If desired, such a view adapter may be employed to provide a u8path() replacement that, again, poses no run-time overhead.

template<std::ranges::viewable_range R>
requires std::same_as<std::ranges::range_value_t<R>, char>
constexpr auto as_char8_t(R &&r) {
  return std::ranges::views::transform(std::forward<R>(r),
                                       [](char c) { return (char8_t)c; });
}
std::filesystem::path u8path(const std::string &s) {
  auto char8_view = as_char8_t(s);
  return std::filesystem::path(char8_view.begin(), char8_view.end());
}

If you've read to this point, you are probably now wondering why u8path was deprecated if there are demonstrable use cases for it. Unfortunately, the original proposal lacks much defense of the deprecation. The motivation was that, prior to deprecation, there were only two interfaces in the standard library that required char-based input that held UTF-8 data; all other interfaces expect char-based input to hold text data encoded in the ordinary literal encoding used for character and string literals or in the execution encoding. Those two interfaces were:

• std::filesystem::u8path()
• std::codecvt_utf8 (deprecated by P0618 (Deprecating <codecvt>))

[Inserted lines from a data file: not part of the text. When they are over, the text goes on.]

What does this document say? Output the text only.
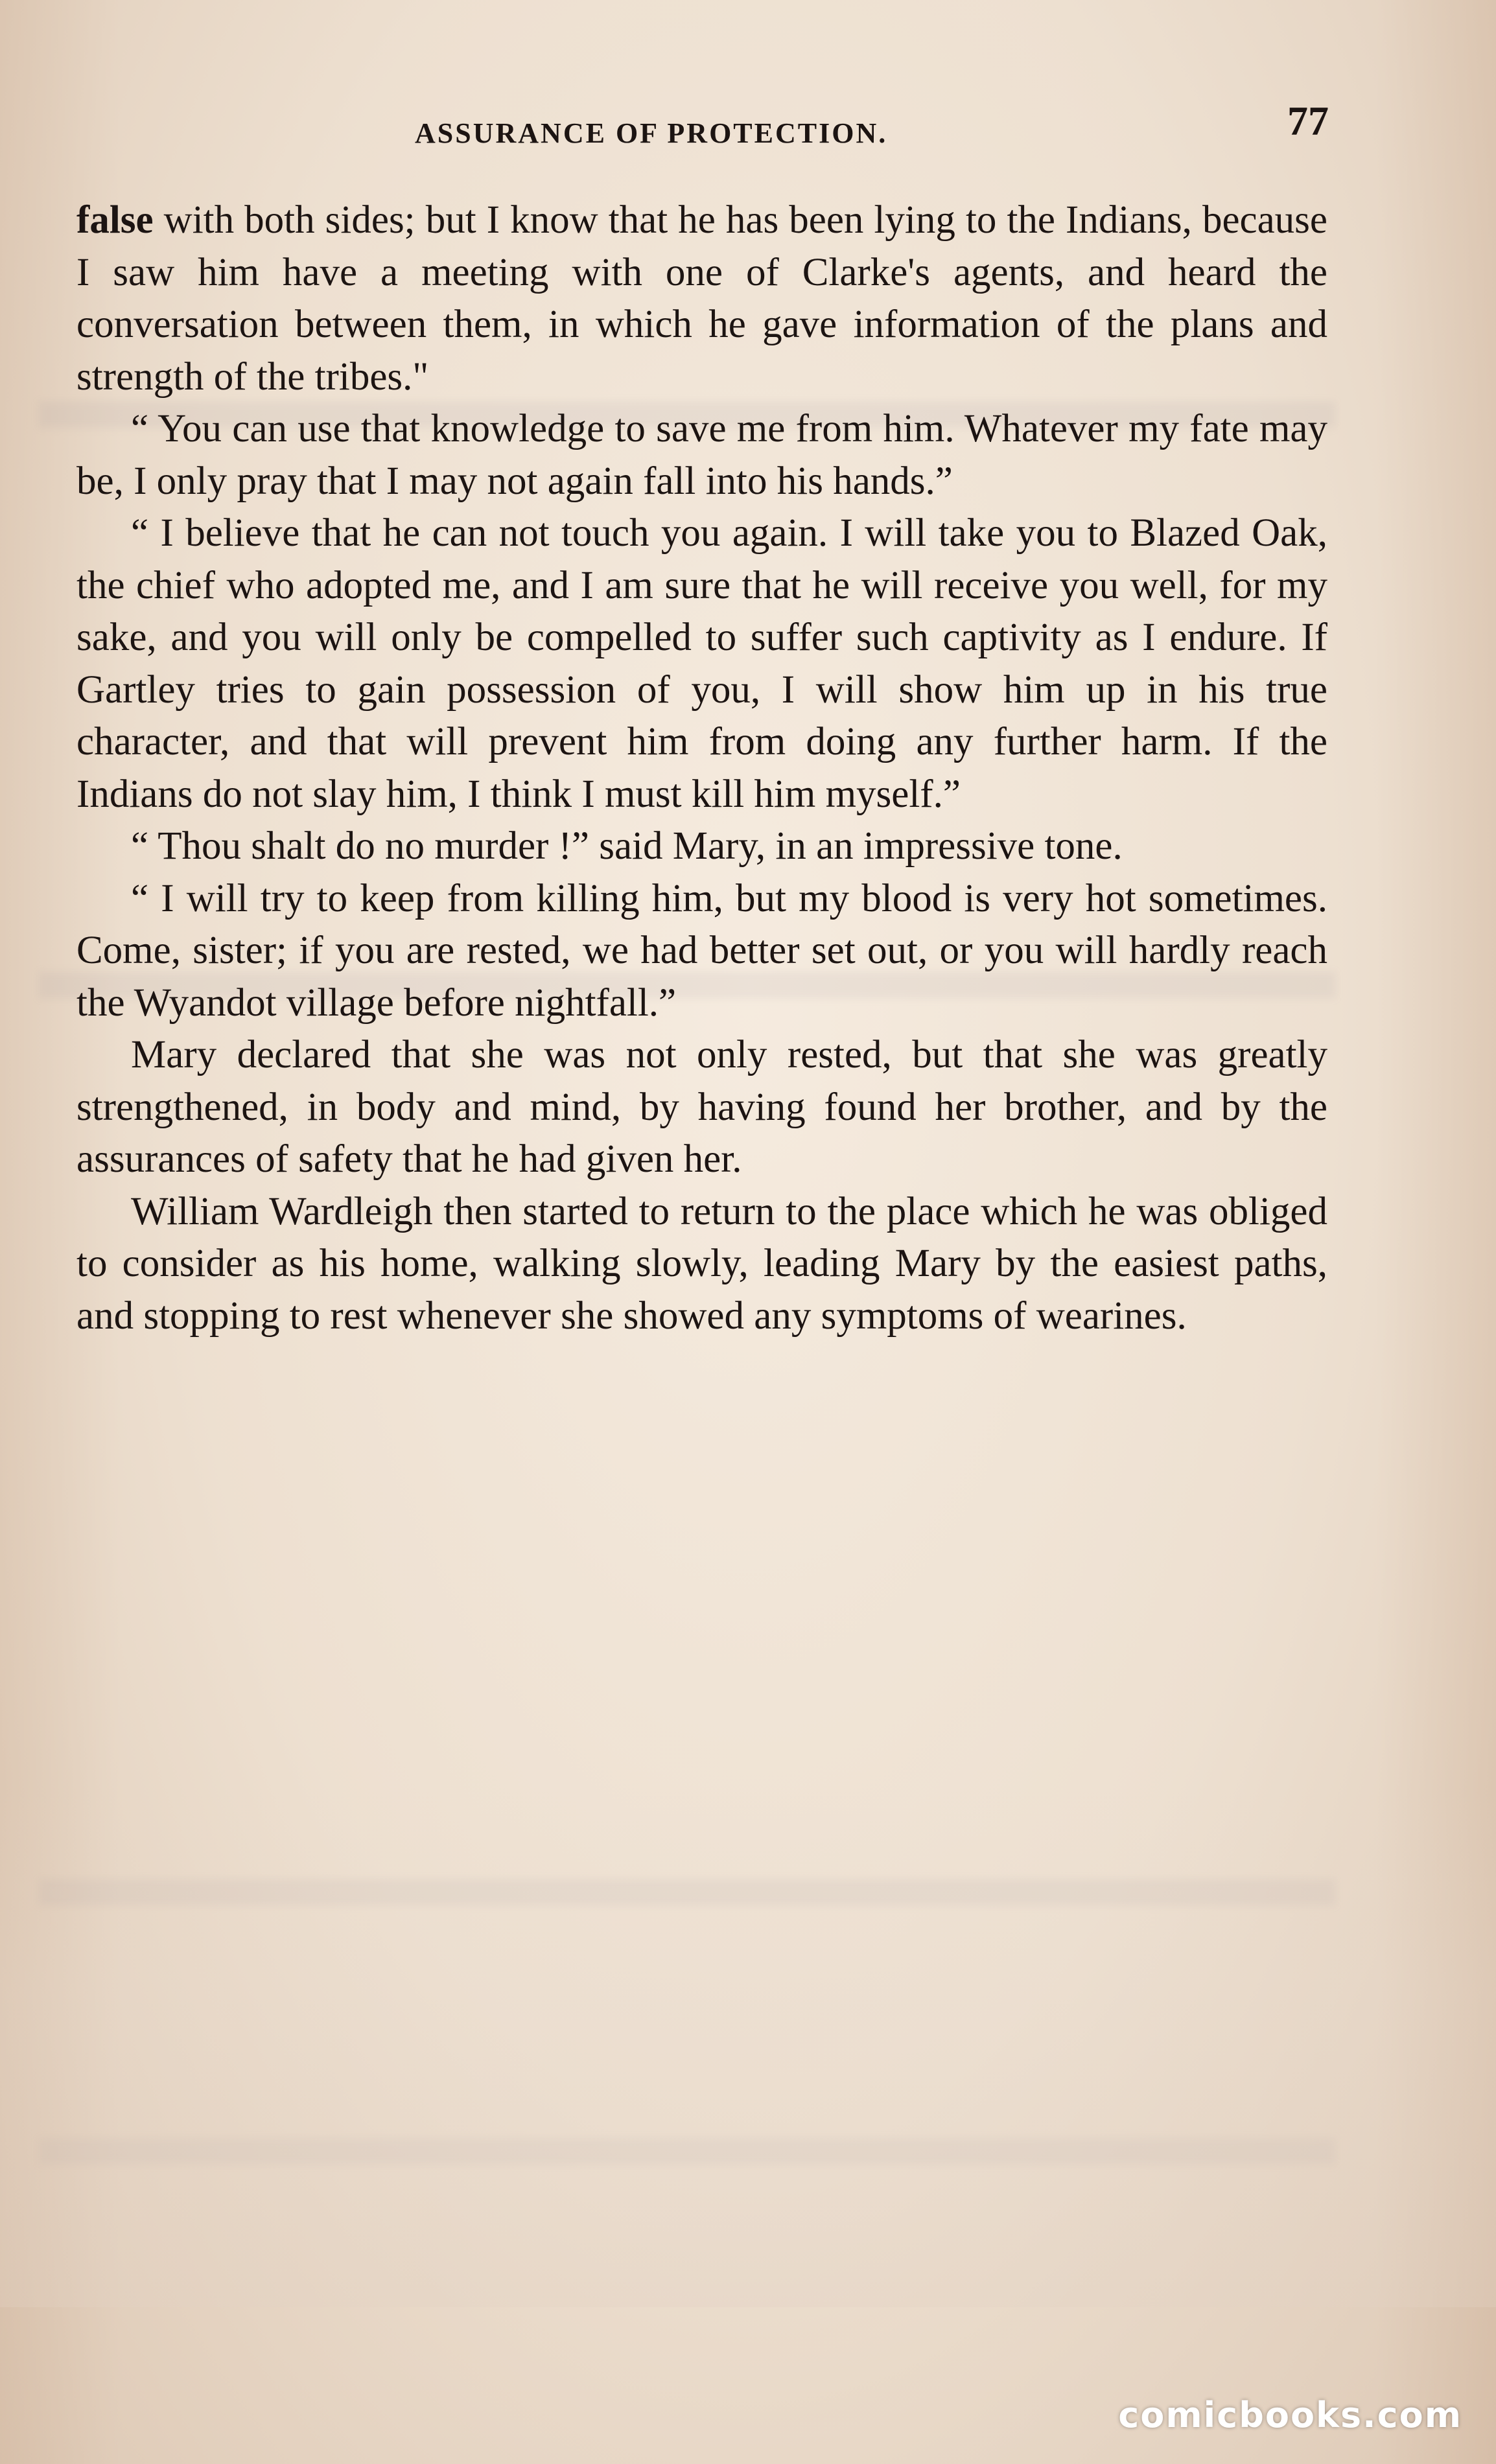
ASSURANCE OF PROTECTION.	77

false with both sides; but I know that he has been lying to the Indians, because I saw him have a meeting with one of Clarke's agents, and heard the conversation between them, in which he gave information of the plans and strength of the tribes."

“ You can use that knowledge to save me from him. Whatever my fate may be, I only pray that I may not again fall into his hands.”

“ I believe that he can not touch you again. I will take you to Blazed Oak, the chief who adopted me, and I am sure that he will receive you well, for my sake, and you will only be compelled to suffer such captivity as I endure. If Gartley tries to gain possession of you, I will show him up in his true character, and that will prevent him from doing any further harm. If the Indians do not slay him, I think I must kill him myself.”

“ Thou shalt do no murder !” said Mary, in an impressive tone.

“ I will try to keep from killing him, but my blood is very hot sometimes. Come, sister; if you are rested, we had better set out, or you will hardly reach the Wyandot village before nightfall.”

Mary declared that she was not only rested, but that she was greatly strengthened, in body and mind, by having found her brother, and by the assurances of safety that he had given her.

William Wardleigh then started to return to the place which he was obliged to consider as his home, walking slowly, leading Mary by the easiest paths, and stopping to rest whenever she showed any symptoms of wearines.

comicbooks.com
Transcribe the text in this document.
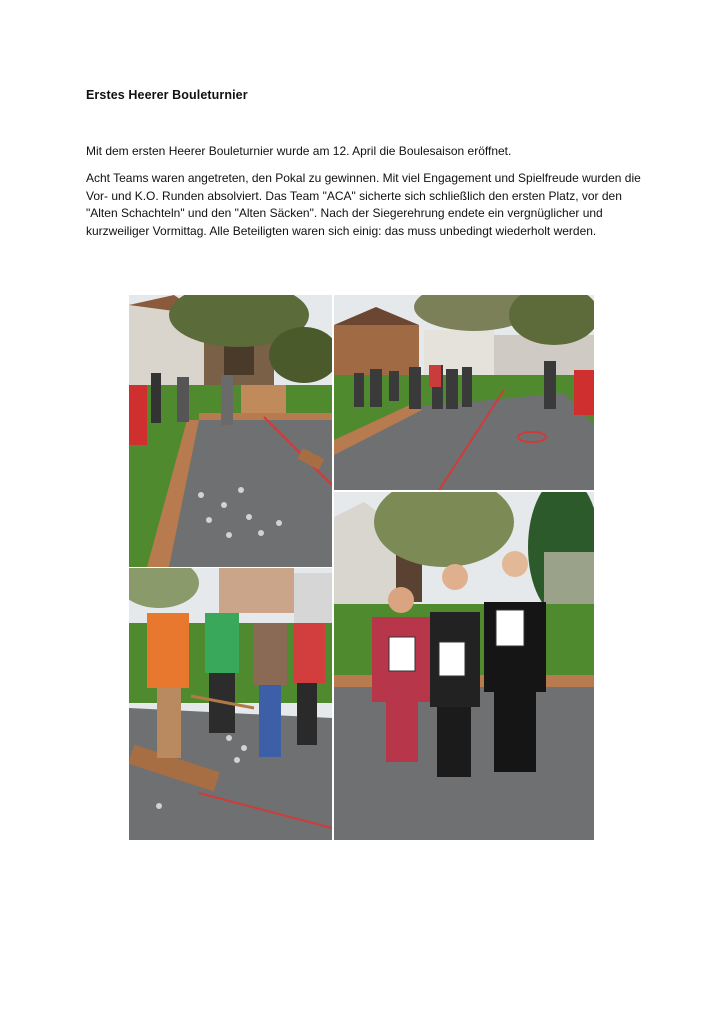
Erstes Heerer Bouleturnier
Mit dem ersten Heerer Bouleturnier wurde am 12. April die Boulesaison eröffnet.
Acht Teams waren angetreten, den Pokal zu gewinnen. Mit viel Engagement und Spielfreude wurden die Vor- und K.O. Runden absolviert. Das Team "ACA" sicherte sich schließlich den ersten Platz, vor den "Alten Schachteln" und den "Alten Säcken". Nach der Siegerehrung endete ein vergnüglicher und kurzweiliger Vormittag. Alle Beteiligten waren sich einig: das muss unbedingt wiederholt werden.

The ordinary literal encoding and the execution encoding are not UTF-8 in practice for some popular (and some not-so-popular) implementations and this is expected to remain true for the foreseeable future. It is challenging to properly use and maintain text stored in multiple encodings without support from the type system and mistakes lead to quality and security issues. It was seen as important that the standard not encourage further use of char with UTF-8 encoded text; at least, not for portable code and there was concern about the potential to have to add u8-prefixed version of potentially many interfaces in the future. The inability to use the type system to overload based on encoding would have been an impediment for the development of generic code libraries.

Note: For backward compatibility with existing code that passes a u8"" string literal to std::filesystem::u8path(), though deprecated, std::filesystem::u8path() was modified via P1423 (char8_t backward compatibility remediation) to accept a range of char8_t.